# taz.de -- Die Gentech-Saison hat begonnen: Mit Mist gegen Gen-Rüben
       
       > Symbol des Protests: ein Riesenhaufen Mist. Damit haben Gentech-Gegner
       > vor dem Hauptsitz der Saatzuchtfirma KWS in Einbeck gegen die
       > Freisetzungen von Gentech-Rüben demonstriert.
       
 (IMG) Bild: Protestaktion der Gentech-Gegner in Einbeck.
       
       EINBECK dpa | Mit zwei Fudern Pferdemist haben Landwirte und Agrarstudenten
       am Freitag in Einbeck beim Saatgutunternehmen KWS gegen die Aussaat von
       gentechnisch veränderten Rüben protestiert. Vor dem Haupteingang der
       Kleinwanzlebener Saatzucht AG (KWS) kippten sie rund 16 Tonnen Dung ab.
       Nach Angaben der Polizei waren an der Aktion rund 50 Aktivisten beteiligt.

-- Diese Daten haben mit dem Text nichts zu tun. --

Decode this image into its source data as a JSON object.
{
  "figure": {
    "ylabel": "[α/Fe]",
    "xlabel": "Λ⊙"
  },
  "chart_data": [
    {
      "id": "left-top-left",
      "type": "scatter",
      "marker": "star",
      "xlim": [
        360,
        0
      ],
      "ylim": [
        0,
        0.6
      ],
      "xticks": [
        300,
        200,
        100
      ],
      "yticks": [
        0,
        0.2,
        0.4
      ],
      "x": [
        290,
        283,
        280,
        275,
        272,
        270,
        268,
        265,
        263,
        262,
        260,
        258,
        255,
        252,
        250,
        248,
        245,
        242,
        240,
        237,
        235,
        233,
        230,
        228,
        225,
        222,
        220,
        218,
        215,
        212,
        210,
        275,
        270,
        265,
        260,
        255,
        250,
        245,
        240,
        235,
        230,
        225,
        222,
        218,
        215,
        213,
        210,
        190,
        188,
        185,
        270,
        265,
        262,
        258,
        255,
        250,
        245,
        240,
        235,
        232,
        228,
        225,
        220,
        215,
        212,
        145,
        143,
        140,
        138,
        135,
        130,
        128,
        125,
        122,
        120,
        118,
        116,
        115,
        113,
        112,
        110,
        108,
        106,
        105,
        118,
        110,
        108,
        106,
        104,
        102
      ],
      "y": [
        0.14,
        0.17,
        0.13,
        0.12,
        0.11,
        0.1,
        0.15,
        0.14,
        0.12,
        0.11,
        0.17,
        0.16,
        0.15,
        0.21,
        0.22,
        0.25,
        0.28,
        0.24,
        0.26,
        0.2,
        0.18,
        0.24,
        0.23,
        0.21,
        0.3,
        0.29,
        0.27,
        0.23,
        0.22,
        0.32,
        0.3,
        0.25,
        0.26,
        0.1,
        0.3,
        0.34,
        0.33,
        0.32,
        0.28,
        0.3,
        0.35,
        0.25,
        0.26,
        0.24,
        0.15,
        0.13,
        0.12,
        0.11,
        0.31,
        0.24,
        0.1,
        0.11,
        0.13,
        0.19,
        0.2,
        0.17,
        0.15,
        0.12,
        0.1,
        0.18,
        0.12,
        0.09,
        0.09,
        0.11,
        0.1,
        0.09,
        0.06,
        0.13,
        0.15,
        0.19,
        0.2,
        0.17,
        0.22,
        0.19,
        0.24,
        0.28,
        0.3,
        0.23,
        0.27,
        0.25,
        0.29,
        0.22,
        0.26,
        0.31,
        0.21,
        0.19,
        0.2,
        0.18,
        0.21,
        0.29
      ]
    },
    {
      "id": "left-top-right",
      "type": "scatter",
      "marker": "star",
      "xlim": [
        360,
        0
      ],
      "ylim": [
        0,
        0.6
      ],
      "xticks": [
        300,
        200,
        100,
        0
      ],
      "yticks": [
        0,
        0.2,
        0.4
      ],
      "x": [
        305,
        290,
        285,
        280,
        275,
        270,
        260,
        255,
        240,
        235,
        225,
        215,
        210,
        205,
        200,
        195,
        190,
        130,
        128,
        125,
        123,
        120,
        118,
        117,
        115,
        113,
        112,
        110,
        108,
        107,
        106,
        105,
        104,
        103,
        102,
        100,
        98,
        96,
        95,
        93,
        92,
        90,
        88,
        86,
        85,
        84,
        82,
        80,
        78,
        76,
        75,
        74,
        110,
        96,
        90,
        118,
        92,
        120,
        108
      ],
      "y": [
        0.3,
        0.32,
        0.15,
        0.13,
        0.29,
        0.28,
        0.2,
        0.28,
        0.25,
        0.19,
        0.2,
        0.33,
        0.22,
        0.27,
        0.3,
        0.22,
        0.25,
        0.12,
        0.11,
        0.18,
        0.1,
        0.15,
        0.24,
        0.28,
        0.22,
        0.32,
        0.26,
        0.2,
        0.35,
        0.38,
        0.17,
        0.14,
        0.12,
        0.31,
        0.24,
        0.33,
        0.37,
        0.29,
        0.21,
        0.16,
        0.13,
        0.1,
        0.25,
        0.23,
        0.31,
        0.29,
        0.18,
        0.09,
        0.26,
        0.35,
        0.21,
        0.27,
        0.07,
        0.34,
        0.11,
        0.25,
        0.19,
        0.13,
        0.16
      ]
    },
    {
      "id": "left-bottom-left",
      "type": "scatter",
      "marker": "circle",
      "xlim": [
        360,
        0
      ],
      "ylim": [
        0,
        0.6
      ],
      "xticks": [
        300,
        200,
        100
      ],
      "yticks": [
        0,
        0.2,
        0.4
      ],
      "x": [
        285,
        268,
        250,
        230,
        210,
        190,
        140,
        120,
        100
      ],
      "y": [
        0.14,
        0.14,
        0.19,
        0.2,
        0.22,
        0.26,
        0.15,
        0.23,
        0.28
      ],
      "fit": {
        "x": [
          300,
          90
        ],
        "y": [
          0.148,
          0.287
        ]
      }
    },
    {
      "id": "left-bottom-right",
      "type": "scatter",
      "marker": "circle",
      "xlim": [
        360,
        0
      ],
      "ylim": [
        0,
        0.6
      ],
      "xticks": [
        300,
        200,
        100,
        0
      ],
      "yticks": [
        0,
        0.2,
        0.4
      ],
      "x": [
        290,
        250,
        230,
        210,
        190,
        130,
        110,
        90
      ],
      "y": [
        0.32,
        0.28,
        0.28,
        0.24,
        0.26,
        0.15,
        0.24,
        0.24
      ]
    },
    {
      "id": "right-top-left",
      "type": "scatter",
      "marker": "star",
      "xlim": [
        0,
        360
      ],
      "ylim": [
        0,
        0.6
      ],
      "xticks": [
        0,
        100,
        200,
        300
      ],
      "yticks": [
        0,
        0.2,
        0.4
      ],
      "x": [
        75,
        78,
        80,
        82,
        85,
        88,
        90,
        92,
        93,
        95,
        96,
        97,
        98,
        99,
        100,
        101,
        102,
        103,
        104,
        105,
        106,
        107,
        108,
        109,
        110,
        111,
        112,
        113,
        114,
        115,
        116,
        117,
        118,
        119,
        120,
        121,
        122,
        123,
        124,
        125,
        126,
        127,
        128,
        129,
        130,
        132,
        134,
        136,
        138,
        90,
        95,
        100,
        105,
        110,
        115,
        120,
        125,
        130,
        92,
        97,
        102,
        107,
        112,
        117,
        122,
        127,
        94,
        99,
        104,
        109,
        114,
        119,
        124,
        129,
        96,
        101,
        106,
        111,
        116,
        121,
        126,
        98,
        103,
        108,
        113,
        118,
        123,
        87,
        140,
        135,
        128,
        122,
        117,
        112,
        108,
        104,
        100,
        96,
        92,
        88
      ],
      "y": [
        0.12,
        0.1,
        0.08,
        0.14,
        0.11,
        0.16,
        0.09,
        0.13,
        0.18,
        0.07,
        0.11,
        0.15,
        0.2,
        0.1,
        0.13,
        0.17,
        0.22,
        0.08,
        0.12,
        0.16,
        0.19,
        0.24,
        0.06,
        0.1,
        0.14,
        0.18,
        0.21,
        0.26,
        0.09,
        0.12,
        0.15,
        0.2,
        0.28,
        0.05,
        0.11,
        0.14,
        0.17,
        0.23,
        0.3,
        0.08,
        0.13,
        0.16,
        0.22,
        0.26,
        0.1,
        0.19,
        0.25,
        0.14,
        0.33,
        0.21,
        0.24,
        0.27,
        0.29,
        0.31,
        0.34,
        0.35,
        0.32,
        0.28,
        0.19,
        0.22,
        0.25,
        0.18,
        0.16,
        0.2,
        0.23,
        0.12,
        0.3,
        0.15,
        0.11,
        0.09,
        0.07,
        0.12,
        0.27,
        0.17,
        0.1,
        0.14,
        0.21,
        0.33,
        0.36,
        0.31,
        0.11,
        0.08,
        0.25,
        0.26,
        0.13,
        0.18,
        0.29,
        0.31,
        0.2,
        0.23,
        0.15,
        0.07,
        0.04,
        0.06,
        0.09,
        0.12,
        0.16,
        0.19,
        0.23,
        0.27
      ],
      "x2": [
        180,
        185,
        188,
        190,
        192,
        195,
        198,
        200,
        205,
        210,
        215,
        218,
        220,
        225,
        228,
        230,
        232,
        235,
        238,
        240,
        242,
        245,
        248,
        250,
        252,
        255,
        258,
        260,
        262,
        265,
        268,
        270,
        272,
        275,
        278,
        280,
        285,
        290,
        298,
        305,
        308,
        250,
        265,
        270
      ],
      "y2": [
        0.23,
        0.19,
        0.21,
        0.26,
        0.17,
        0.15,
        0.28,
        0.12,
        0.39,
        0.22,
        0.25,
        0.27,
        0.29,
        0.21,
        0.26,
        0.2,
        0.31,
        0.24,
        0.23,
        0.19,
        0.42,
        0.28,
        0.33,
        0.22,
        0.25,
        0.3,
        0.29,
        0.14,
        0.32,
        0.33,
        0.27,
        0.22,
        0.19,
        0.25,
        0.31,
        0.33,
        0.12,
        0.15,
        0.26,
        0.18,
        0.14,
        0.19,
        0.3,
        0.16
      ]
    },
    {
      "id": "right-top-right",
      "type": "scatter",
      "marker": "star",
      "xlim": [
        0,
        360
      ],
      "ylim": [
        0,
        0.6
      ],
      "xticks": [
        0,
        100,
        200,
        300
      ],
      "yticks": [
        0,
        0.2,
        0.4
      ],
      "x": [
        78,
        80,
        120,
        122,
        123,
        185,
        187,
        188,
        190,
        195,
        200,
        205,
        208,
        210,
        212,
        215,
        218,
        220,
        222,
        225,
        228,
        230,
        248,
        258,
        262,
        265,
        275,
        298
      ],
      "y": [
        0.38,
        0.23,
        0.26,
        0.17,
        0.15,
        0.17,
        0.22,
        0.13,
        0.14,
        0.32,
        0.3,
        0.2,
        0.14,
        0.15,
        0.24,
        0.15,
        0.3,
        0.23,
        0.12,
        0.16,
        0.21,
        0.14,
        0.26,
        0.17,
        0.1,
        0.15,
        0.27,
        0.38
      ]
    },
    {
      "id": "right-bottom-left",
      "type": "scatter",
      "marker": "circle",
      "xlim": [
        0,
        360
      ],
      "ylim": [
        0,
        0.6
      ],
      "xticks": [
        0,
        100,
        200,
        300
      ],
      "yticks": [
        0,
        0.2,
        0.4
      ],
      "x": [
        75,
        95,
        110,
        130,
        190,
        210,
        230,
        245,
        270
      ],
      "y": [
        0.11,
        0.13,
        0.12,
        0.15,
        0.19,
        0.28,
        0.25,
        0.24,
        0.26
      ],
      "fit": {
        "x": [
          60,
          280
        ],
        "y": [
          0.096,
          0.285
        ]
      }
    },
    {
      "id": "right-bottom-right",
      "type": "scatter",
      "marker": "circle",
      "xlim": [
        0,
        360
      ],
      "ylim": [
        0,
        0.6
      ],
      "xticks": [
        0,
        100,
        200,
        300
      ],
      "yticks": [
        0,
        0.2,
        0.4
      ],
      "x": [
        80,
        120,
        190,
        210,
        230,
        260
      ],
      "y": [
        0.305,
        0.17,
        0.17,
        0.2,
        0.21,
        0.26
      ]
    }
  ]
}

       Nach etwa einer Stunde zogen sie wieder ab.
       
       Die Demonstranten kritisierten, dass die KWS Gentech-Rüben freisetzt. Sie
       gehen davon aus, dass sich deren Samen und Pollen ungehindert in der Natur
       ausbreiten können. Die Gentechnik-Lobby rede die Gefahren schön und
       behaupte, gentechnisch manipulierte Pflanzen seien absolut sicher für
       Mensch, Tier und Umwelt, erklärte ein Sprecher.
       
       KWS-Entwicklungs-Chef Henning von der Ohe wies die Kritik als unbegründet
       zurück. Es gebe bislang nicht einen einzigen wissenschaftlichen Beleg
       dafür, dass die Natur oder Menschen durch die "grüne Gentechnik" Schaden
       nähmen.
       
       Die Demonstranten müssen nach Angaben der Polizei wegen der nicht
       angemeldeten Aktion mit Ordnungswidrigkeiten-Anzeigen rechnen. Zudem werden
       sie für die Beseitigung des Mists aufkommen müssen.
       
       Im Zusammenhang mit genveränderten Pflanzen hatte das niedersächsische
       Umweltministerium am Donnerstag von einer Rückholaktion berichtet. Im
       vergangenen Jahr war es in mehreren Bundesländern zur unerlaubten Aussaat
       von Genmais gekommen. Jetzt sei bei Kontrollen in jeder zehnten
       Saatgutprobe verändertes Genmaterial entdeckt worden. Die betroffenen
       Firmen hätten ihr Saatgut freiwillig zurückgeholt, heiß es.